Question: I’m a receptionist at a busy practice. We have a lot of urgent-care patients coming in without an appointment. We try to fit them in as soon as possible because they often require immediate attention. But the other patients in the clinic often resent having their appointments delayed because of these emergency cases.

I’ve had patients with appointments walk out because they had to wait until the doctor had seen someone with internal bleeding first. How can I explain to these patients the need to see emergency cases first?

So how would you answer this question? Here are some simple ideas of my own.

1. Put up a sign at your front desk that clearly states that patients with appointments will be seen first, except when there is an emergency. Then they will be seen based on their urgency, not necessarily by appointment time. Keeping people informed can make all the difference.

2. Ask patients to call. If running behind is a regular occurrence at you practice, ask patients to call in to see if you are running on time. You may direct them to come in 30 minutes late so they don’t have to wait so long. They will appreciate that you respect their time.

3. Policy handout.

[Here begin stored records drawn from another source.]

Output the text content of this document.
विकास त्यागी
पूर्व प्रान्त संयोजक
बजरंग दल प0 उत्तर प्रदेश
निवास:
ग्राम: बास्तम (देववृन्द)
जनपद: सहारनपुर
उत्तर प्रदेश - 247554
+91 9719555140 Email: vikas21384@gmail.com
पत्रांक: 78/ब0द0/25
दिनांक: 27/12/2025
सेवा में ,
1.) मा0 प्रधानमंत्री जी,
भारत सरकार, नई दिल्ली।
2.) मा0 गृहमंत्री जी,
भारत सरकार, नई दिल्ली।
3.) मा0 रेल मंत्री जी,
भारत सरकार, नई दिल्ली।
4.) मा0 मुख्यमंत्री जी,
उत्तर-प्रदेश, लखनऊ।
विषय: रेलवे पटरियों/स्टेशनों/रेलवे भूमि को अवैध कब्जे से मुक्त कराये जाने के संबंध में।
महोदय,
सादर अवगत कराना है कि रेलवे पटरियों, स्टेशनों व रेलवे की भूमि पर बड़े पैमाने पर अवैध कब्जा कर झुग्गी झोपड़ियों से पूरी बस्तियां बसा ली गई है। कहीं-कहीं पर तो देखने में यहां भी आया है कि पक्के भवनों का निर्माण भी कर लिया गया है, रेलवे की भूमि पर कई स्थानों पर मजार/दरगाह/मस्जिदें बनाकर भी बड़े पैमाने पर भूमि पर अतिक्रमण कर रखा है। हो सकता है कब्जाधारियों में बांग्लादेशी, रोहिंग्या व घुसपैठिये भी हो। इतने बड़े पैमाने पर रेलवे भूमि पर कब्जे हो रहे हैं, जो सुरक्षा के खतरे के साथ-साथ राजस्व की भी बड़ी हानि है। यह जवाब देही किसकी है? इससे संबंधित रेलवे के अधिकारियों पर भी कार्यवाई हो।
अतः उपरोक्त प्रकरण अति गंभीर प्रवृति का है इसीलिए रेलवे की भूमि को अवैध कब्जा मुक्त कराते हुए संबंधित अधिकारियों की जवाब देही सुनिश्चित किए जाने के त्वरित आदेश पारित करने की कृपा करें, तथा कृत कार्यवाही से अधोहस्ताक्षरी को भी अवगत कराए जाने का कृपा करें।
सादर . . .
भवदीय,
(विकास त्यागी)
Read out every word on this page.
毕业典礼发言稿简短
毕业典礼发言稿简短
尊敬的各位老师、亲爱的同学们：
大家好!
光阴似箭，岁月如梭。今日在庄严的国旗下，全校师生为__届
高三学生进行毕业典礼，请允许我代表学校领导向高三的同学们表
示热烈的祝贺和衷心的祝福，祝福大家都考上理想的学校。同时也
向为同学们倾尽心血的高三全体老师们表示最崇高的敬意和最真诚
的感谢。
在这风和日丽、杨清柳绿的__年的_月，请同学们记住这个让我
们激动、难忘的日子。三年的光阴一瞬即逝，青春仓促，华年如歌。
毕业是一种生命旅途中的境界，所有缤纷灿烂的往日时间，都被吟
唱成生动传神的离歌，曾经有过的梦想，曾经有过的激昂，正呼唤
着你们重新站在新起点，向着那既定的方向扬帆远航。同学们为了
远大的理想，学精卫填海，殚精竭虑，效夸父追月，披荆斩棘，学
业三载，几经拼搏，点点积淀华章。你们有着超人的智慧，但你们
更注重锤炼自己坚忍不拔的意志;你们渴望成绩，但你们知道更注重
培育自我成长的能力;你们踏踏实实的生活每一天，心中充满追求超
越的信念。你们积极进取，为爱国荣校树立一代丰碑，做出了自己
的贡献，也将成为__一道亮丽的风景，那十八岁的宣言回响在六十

Create a pamphlet to be given out on a new patient’s first visit, or for existing patients to inform them of a policy change. Be nice and respectful, but make it clear that this is the practice’s policy and that they will be seen as soon as possible.

4. 10-minute plan. If you routinely have lots of urgent and drop-in patients, leave the last 10 minutes of every hour free with no appointments to accommodate those people.

Most important, clearly explain to all patients that you value their time, whether they have an urgent problem or a scheduled appointment.